La Jugoslavia fatta di serbi e di croati, di sloveni e bosniaci, di montenegrini e macedoni, lingue, religioni, abitudini diverse, opposte, popoli feriti a morte dalla guerra (in)civile. Ventiquattro anni dopo, le scorie non sono state del tutto assorbite, le altre rappresentative dell'ex terra del maresciallo Tito si sono smarrite, la Croazia raggruma i migliori elementi, Modric è il simbolo ma la generazione degli IC non è un diminutivo, come insegna la storia araldica serba e croata, è cosa forte ed elegante, Rakitic, Brozovic, Perisic, Kalinic questi ultimi tre personaggi e interpreti della nostra serie A come Kovacic destinato a essere una premessa o una promessa eterna, all'Inter ieri, al Real Madrid oggi, in nazionale domani. E nessuno parla ancora del Cacicismo, perché Ante Cacic è sconosciuto ai più, fuori dal suo Paese ha messo piede soltanto in Libia, è laureato, dunque non appartiene alla tribù di quelli che solo il football, non gode di stampa cortigiana, la sua assunzione come cittì fu contestata fino al momento della firma ma la fatica più grande è aver messo assieme una squadra che, pur giovane ha già l'esperienza che i suoi uomini hanno accumulato nei vari club continentali, dal Real al Barcellona, dall'Inter alla Juventus. Il totale è un gioco di potenza e di velocità di disciplina tattica attenta e di fulmineo contropiede, arti che hanno fatto saltare all'aria il tabellone continentale anche per i demeriti altrui.

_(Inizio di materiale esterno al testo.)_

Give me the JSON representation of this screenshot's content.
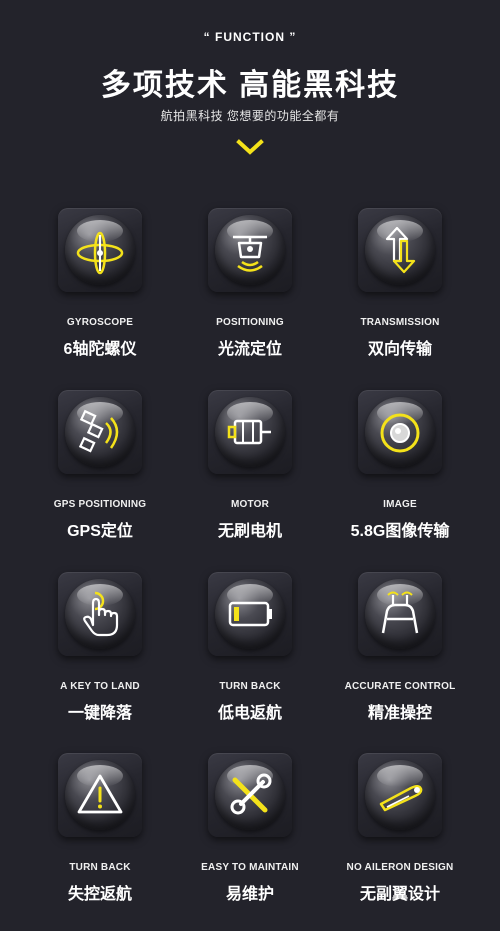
{
  "header": {
    "function_label": "“ FUNCTION ”",
    "title": "多项技术 高能黑科技",
    "subtitle": "航拍黑科技 您想要的功能全都有"
  },
  "colors": {
    "accent": "#f4e21a",
    "background": "#23232b"
  },
  "features": [
    {
      "en": "GYROSCOPE",
      "cn": "6轴陀螺仪",
      "icon": "gyroscope-icon"
    },
    {
      "en": "POSITIONING",
      "cn": "光流定位",
      "icon": "drone-positioning-icon"
    },
    {
      "en": "TRANSMISSION",
      "cn": "双向传输",
      "icon": "transmission-arrows-icon"
    },
    {
      "en": "GPS POSITIONING",
      "cn": "GPS定位",
      "icon": "satellite-icon"
    },
    {
      "en": "MOTOR",
      "cn": "无刷电机",
      "icon": "motor-icon"
    },
    {
      "en": "IMAGE",
      "cn": "5.8G图像传输",
      "icon": "camera-lens-icon"
    },
    {
      "en": "A KEY TO LAND",
      "cn": "一键降落",
      "icon": "hand-press-icon"
    },
    {
      "en": "TURN BACK",
      "cn": "低电返航",
      "icon": "low-battery-icon"
    },
    {
      "en": "ACCURATE CONTROL",
      "cn": "精准操控",
      "icon": "remote-control-icon"
    },
    {
      "en": "TURN BACK",
      "cn": "失控返航",
      "icon": "warning-triangle-icon"
    },
    {
      "en": "EASY TO MAINTAIN",
      "cn": "易维护",
      "icon": "tools-icon"
    },
    {
      "en": "NO AILERON DESIGN",
      "cn": "无副翼设计",
      "icon": "propeller-blade-icon"
    }
  ]
}
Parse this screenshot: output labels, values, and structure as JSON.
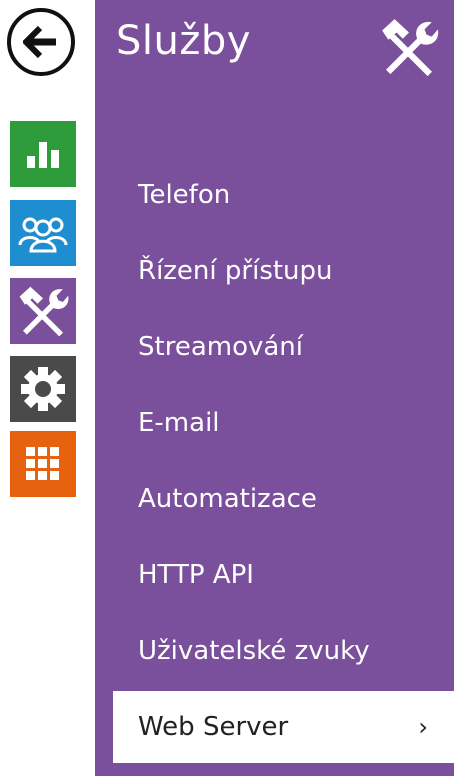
{
  "panel": {
    "title": "Služby",
    "header_icon": "tools-icon"
  },
  "back_icon": "arrow-left-icon",
  "rail": [
    {
      "name": "status",
      "icon": "bar-chart-icon",
      "color": "#2d9b3a"
    },
    {
      "name": "directory",
      "icon": "users-icon",
      "color": "#1f8ed0"
    },
    {
      "name": "services",
      "icon": "tools-icon",
      "color": "#7a4f9b"
    },
    {
      "name": "hardware",
      "icon": "gear-icon",
      "color": "#4a4a4a"
    },
    {
      "name": "system",
      "icon": "grid-icon",
      "color": "#e7620f"
    }
  ],
  "menu": {
    "items": [
      {
        "label": "Telefon"
      },
      {
        "label": "Řízení přístupu"
      },
      {
        "label": "Streamování"
      },
      {
        "label": "E-mail"
      },
      {
        "label": "Automatizace"
      },
      {
        "label": "HTTP API"
      },
      {
        "label": "Uživatelské zvuky"
      },
      {
        "label": "Web Server",
        "active": true,
        "chevron": "›"
      }
    ]
  },
  "colors": {
    "panel_bg": "#7a4f9b",
    "active_item_bg": "#ffffff",
    "menu_text": "#ffffff",
    "active_text": "#222222"
  }
}
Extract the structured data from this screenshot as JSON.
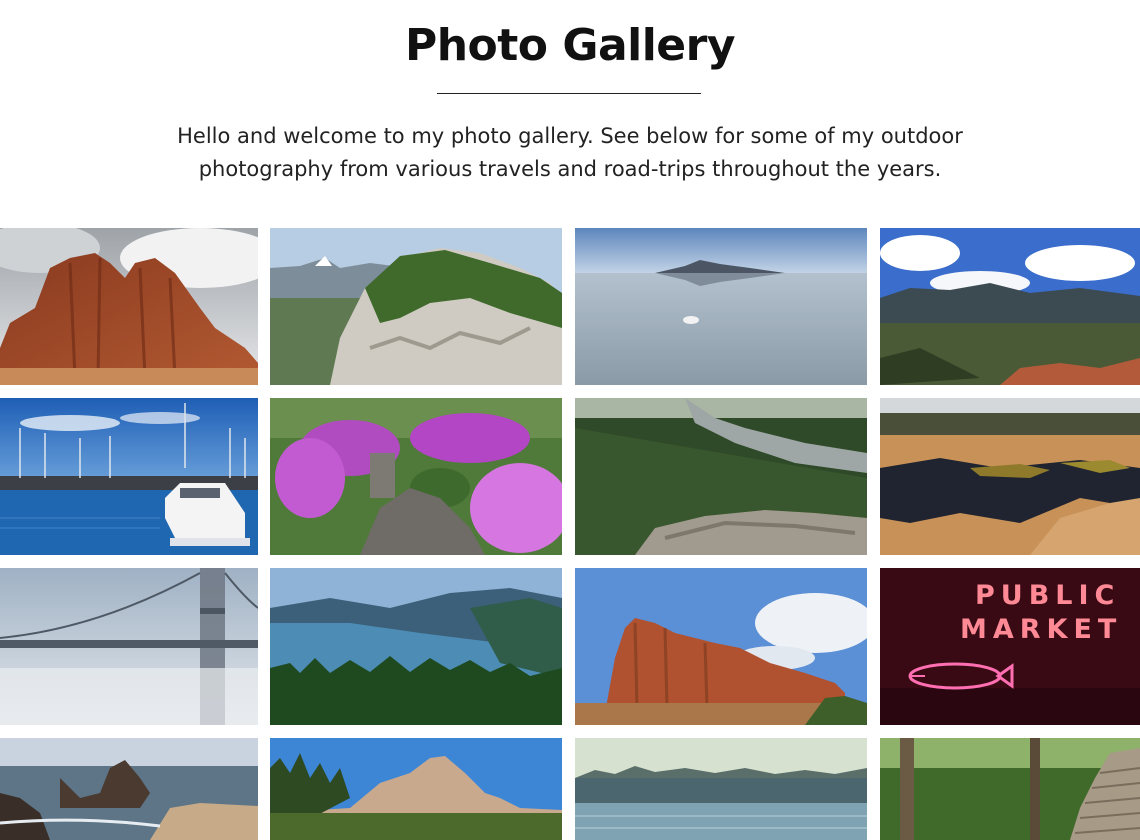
{
  "header": {
    "title": "Photo Gallery",
    "intro_line1": "Hello and welcome to my photo gallery. See below for some of my outdoor",
    "intro_line2": "photography from various travels and road-trips throughout the years."
  },
  "gallery": {
    "photos": [
      {
        "subject": "red rock formation under cloudy sky"
      },
      {
        "subject": "rocky forested summit with snowy peak"
      },
      {
        "subject": "salt flats reflecting mountains"
      },
      {
        "subject": "red rock park with mountains and clouds"
      },
      {
        "subject": "marina with white boat"
      },
      {
        "subject": "garden with purple rhododendrons"
      },
      {
        "subject": "river through forest from cliff"
      },
      {
        "subject": "tidal pools on rock plain"
      },
      {
        "subject": "suspension bridge in fog"
      },
      {
        "subject": "gorge with river and forest"
      },
      {
        "subject": "red rock butte in desert"
      },
      {
        "subject": "public market neon sign",
        "sign_line1": "PUBLIC",
        "sign_line2": "MARKET"
      },
      {
        "subject": "rocky beach with sea stacks"
      },
      {
        "subject": "flatiron rock formations"
      },
      {
        "subject": "city waterfront across river"
      },
      {
        "subject": "forest trail with wooden stairs"
      }
    ]
  },
  "colors": {
    "text": "#111111",
    "background": "#ffffff"
  }
}
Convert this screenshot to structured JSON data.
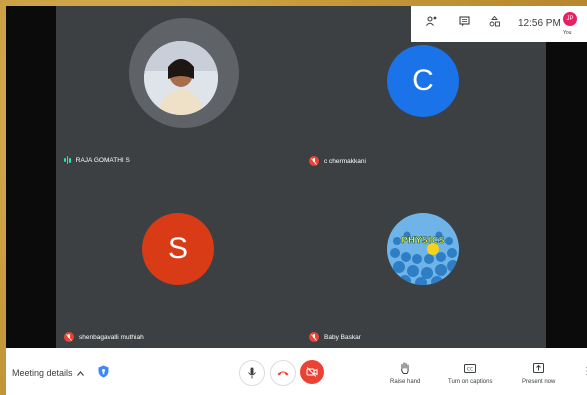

Si vive anche di memorie, dunque, perché non ricordare Davor Suker e i suoi gol mondiali e oggi presidente della federcalcio di Zagabria? Perché non dire di Boban che ha ispirato il Milan intercontinentale e oggi fa l'assistente di Infantino presidente della Fifa? Dunque non stelle cadenti ma pianeti e punti di riferimento. Il calcio europeo deve fare i conti con una realtà che appare improvvisa dopo la vittoria sulla Spagna ma che aveva già presentato le proprie credenziali nella fase di qualificazione. Se ne sono accorti anche gli allibratori, la quota della Croazia vincente sulla Spagna era data a 4,60.
Oggi la quota della Croazia vincente il titolo è a 8, la stessa del Belgio, alle spalle di Francia (5), Germania (5,5), Spagna (6) mentre l'Italia è staccata, la quota è 13, addirittura dietro Inghilterra e Portogallo. Si potrebbe anche giocare qualche euro.